CRISPR screens of this sort have a major advantage over other methods in that they provide an unbiased high-throughput method of identifying functional elements that act as enhancers. Nonetheless, not all of these screens identify distal regulatory elements as demonstrated by a deletion screen targeting a 206 kb region at the HPRT locus [94]. It is possible however that distal regulatory element/s lie outside the region targeted in this screen.

Future perspective

It is clear from the work described here that more functional studies are required to elucidate the contribution of individual enhancers to the expression of their target genes. From the evidence presented to date, it seems that enhancer clusters will need to be examined on a case-by-case basis as individual elements can act autonomously, additively, synergistically or in a repressive manner. To better understand the mode of action of the different enhancer clusters, it is important to analyze them in a physiological context at multiple stages of development. Understanding the temporal dynamics, by which the activities of enhancer clusters are established, can reveal insights into their modes of action. In addition, changes in the chromatin conformation of an enhancer cluster can provide a new perspective on the relationships between the constituents and provide insight into cause-and-effect relationships between nuclear organization and gene regulation. Finally, single cell approaches will be required to reveal the level of variability in enhancer promoter contacts and the significance this has on gene regulation.

Executive summary.

• Enhancer–promoter communication: physical contact between enhancers and their target promoters is important for transcriptional activation. However, enhancer–promoter interactions are not predictive of transcriptional activation.

• Genome-wide analysis of enhancer–promoter dynamics: enhancer–promoter contacts can be stable or cell-type specific, with dynamic contacts relying on cell-type specific transcription factors.

• Multiloci interactions: approaches that identify multiloci interactions can distinguish if interactions occur simultaneously between multiple loci in a single cell, or represent different 3D conformations that could be mutually exclusive.

• Topologically associated domains: contacts between enhancers and promoters are predominantly restrained within the same domain or topologically associated domain.

• Insulating boundaries & their role in gene regulation: disruption of domain boundaries can alter gene regulation through changes in enhancer–promoter contacts.

• A subset of active enhancers are found in clusters: super-enhancers are clusters of enhancers enriched for Mediator, H3K27Ac, H3K4me1, p300 and master transcription factors.

• Modes of cross talk between the individual elements in an enhancer cluster: the individual elements within a cluster could act autonomously in a tissue specific manner or influence each other in an additive, synergistic or repressive manner.

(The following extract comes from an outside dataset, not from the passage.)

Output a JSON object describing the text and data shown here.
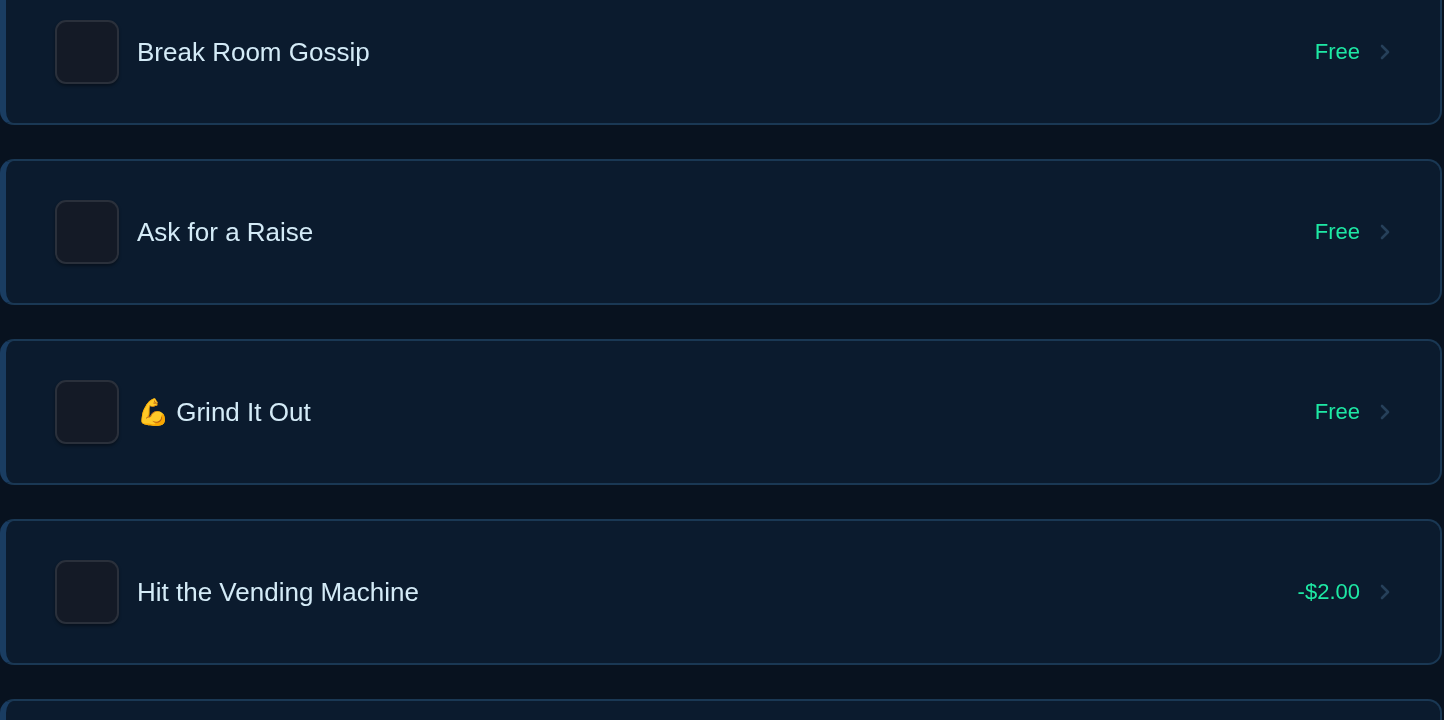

• The impact of 3D organization on the function of enhancer clusters: few super-enhancer clusters have been analyzed to determine how the individual elements and their interactions impact function.

• Predicting & validating enhancer function: pairing noncoding regulatory elements such as enhancers with their target genes remains a challenge and it is important to validate predictions in a biologically relevant manner.